Nation


Photograph © Matt Valentine, www.mattvalentine.com
Earlier this month, the Library of Congress announced the 17th U.S. poet laureate: W.S. Merwin, author of more than 30 books of poetry, translation, and prose on subjects ranging from Vietnam to environmental activism. 
 
From his home on a former pineapple plantation located on a dormant Maui volcano, he told The New York Times that during his tenure, “he wants to emphasize his ‘great sympathy with native people and the languages and literature of native peoples,’ and his ‘lifelong concern with the environment.’
 
Known largely in the 1960s as an anti-war poet, Merwin, a two-time Pulitzer Prize winner now in his 82nd year, moved to Hawaii in 1976 to study Zen Buddhism. He became active in environmental issues and began growing endangered palms on his property. “He said he has cultivated more than 700 endangered species of indigenous plants on the formerly denuded plantation, including the hyophorbe indica, a palm tree he helped save from extinction,” wrote Patricia Cohen for The New York Times.
 
His ardor for the environment was shared by other renowned poets. “Like William Wordsworth, he is passionately interested in the natural world,” said Patricia Gray, head of the Library of Congress's poetry and literature center, in an article that ran in The Guardian.
 
Concern for that world, and what happens when people lose that connection to it, surfaces in his verse. Over his six-decade career, “a recurring theme is man’s separation from nature. The poet sees the consequences of that alienation as disastrous, both for the human race and for the rest of the world,” according to The Poetry Foundation. From Merwin's "The Last One:"
 
Well they'd made up their minds to be every
where because why not.
Everywhere was theirs because they thought so.

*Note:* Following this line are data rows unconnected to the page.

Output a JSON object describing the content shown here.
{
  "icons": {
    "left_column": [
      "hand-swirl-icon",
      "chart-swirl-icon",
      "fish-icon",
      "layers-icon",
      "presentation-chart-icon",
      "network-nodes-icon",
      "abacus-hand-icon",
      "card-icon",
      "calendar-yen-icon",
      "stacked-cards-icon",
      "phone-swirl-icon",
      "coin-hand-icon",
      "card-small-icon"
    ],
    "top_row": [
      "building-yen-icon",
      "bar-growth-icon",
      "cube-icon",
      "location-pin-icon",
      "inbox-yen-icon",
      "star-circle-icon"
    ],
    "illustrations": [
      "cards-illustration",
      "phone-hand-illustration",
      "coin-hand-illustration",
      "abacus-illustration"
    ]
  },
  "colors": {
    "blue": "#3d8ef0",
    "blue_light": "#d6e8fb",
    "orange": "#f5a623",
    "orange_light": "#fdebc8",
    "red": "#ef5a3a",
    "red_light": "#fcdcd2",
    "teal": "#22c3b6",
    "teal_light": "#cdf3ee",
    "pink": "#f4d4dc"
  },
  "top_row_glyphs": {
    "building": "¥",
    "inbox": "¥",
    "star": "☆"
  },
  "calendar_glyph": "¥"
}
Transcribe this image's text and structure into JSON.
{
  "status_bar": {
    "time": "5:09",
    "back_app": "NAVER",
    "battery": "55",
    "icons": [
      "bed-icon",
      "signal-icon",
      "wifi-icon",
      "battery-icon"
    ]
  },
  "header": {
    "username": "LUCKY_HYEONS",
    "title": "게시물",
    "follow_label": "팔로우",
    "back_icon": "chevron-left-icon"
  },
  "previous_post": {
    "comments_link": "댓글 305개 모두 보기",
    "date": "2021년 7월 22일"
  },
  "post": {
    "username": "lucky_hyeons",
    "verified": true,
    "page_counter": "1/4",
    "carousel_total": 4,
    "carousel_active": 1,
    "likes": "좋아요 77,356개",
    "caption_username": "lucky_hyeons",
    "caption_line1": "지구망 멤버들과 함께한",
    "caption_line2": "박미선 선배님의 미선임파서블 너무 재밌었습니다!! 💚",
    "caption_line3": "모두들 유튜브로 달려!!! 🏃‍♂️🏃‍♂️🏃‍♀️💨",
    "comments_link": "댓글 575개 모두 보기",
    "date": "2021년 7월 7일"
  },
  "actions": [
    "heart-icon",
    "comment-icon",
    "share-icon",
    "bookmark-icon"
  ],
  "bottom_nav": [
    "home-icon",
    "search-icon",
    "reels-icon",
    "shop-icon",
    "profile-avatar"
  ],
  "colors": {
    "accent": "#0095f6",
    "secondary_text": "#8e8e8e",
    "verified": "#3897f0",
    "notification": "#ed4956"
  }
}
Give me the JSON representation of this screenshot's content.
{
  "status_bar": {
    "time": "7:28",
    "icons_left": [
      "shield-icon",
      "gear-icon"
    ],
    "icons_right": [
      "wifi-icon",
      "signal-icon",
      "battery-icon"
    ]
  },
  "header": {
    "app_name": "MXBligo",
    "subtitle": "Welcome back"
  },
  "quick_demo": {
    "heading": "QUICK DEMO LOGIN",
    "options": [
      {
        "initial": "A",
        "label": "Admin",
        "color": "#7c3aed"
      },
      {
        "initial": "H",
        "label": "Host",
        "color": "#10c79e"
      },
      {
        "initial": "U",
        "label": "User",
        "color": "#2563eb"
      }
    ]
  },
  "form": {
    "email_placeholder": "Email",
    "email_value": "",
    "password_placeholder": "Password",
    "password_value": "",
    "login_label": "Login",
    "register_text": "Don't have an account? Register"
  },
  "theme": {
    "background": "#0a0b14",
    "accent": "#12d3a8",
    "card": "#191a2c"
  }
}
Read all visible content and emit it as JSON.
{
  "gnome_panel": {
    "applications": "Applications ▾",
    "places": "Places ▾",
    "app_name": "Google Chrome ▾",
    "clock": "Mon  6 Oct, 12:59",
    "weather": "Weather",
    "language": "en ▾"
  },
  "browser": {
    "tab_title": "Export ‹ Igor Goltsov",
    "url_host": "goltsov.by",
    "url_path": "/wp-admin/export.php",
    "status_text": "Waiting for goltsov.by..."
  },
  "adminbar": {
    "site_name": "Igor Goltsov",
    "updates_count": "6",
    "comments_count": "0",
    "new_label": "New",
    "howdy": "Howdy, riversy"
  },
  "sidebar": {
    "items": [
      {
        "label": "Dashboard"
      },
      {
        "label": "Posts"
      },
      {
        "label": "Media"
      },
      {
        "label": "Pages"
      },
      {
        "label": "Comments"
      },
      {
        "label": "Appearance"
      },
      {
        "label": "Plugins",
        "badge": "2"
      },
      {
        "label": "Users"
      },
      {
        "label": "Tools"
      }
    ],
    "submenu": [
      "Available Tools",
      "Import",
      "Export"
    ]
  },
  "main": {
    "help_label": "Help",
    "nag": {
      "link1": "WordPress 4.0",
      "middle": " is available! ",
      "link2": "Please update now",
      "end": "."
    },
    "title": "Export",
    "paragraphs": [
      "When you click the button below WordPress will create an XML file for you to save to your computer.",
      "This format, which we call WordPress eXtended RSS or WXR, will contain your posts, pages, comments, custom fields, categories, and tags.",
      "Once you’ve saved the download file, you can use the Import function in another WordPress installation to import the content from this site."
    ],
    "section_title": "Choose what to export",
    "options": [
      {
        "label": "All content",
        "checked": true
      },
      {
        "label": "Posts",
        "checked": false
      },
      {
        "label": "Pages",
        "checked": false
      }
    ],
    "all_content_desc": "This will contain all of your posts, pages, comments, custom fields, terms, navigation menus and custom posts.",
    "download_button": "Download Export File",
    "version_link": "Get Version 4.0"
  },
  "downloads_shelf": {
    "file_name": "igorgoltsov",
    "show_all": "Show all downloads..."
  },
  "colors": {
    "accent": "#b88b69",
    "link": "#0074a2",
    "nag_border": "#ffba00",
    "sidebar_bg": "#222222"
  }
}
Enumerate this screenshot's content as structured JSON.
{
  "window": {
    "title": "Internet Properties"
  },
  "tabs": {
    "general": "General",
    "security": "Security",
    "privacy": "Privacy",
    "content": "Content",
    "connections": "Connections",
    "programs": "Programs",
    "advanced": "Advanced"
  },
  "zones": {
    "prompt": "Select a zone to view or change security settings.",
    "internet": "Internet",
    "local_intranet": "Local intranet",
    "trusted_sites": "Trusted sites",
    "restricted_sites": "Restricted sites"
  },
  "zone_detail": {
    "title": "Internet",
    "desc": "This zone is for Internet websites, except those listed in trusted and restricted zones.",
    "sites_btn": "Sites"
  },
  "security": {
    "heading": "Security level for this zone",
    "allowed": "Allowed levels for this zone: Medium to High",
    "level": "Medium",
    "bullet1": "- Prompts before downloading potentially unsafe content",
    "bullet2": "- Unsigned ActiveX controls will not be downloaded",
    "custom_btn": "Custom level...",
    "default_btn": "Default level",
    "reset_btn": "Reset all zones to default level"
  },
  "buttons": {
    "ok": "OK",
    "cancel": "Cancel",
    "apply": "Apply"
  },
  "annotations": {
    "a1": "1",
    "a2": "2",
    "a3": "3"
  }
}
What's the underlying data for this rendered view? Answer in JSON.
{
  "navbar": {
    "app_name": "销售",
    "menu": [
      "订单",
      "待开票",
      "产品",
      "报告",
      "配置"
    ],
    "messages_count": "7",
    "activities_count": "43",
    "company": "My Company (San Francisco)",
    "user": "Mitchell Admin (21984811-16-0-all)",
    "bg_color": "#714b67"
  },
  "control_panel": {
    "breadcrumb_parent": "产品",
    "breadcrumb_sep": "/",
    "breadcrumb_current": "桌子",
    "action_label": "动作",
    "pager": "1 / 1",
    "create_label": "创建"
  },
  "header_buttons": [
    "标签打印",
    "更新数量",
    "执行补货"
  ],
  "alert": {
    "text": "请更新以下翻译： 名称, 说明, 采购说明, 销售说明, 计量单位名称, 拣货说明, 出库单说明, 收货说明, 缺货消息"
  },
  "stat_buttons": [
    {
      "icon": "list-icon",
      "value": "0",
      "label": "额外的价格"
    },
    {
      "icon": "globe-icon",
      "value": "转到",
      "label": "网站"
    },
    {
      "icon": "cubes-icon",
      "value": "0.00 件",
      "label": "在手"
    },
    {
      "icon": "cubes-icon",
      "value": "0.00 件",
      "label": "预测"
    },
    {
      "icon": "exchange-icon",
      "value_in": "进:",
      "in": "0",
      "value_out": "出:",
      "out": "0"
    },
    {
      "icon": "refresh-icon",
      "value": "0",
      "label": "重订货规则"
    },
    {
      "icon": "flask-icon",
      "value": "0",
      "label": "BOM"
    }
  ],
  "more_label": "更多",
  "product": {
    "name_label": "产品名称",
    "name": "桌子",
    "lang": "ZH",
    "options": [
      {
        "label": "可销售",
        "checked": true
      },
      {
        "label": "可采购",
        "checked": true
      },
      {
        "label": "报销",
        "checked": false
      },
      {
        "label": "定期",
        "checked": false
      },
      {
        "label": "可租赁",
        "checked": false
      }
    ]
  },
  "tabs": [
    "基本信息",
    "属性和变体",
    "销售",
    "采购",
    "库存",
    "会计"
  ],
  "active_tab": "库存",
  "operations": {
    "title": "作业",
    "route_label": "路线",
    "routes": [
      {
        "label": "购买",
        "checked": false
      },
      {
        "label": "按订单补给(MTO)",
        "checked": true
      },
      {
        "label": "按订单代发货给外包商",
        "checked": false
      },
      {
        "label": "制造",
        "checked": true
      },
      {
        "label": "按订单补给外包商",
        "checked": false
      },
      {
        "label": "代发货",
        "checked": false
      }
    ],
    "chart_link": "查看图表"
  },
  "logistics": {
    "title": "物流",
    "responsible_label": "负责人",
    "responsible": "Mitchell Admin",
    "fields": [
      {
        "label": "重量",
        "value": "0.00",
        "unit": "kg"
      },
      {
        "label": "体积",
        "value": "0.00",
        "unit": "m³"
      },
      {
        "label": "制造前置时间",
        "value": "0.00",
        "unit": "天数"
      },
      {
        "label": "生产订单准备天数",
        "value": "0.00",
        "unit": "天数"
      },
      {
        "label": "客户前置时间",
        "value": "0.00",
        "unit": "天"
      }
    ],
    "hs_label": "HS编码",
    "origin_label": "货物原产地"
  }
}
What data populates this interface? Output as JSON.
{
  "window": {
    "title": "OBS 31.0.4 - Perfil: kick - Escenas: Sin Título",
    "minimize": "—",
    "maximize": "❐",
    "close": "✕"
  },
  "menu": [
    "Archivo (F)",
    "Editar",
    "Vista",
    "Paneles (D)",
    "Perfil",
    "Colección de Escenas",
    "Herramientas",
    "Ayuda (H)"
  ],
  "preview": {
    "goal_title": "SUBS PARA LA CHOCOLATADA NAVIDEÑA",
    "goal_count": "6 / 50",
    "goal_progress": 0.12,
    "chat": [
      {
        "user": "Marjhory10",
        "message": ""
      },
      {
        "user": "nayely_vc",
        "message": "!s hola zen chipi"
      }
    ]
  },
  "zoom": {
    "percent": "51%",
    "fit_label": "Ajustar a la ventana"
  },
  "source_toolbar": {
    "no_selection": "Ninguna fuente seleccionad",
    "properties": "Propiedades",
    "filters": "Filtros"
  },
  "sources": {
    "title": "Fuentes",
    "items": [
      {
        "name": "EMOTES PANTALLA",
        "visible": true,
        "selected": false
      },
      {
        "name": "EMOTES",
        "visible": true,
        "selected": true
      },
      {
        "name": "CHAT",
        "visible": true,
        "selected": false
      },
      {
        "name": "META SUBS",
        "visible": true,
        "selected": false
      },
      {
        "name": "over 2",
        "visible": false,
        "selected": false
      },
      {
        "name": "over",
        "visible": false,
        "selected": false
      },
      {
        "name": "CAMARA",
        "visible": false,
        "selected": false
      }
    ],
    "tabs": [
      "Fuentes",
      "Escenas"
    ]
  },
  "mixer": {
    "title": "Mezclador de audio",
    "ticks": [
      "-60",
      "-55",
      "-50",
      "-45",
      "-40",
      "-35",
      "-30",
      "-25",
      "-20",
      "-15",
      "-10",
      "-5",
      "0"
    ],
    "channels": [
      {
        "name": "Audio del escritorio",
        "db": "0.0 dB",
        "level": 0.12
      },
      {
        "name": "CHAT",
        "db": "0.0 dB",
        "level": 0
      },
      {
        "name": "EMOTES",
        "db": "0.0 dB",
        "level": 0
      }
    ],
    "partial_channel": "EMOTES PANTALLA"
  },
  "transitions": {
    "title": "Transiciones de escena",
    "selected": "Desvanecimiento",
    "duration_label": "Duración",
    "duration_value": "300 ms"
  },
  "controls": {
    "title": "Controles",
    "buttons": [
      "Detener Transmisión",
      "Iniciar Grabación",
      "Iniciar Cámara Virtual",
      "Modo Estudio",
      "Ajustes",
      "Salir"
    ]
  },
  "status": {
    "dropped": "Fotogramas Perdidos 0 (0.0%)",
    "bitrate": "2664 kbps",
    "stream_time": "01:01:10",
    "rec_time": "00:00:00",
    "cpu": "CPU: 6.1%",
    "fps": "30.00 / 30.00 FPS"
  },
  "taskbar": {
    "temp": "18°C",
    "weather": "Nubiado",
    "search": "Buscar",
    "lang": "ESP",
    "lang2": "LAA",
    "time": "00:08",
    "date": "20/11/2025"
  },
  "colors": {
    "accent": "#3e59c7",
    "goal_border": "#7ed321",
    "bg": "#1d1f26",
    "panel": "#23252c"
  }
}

They with two leaves they whom the birds despise.
In the middle of stones they made up their minds.
They started to cut.
 
His interest and commitment to Zen Buddhism perhaps strengthened his affinity for the natural world around him. “With that exhilarating connection comes responsibility, however,” The New York Times article stated. “You don’t just exploit it and use it and throw it away any more than you would a member of your family,” said Merwin. “You’re not separate from the frog in the pond or the cockroach in the kitchen.”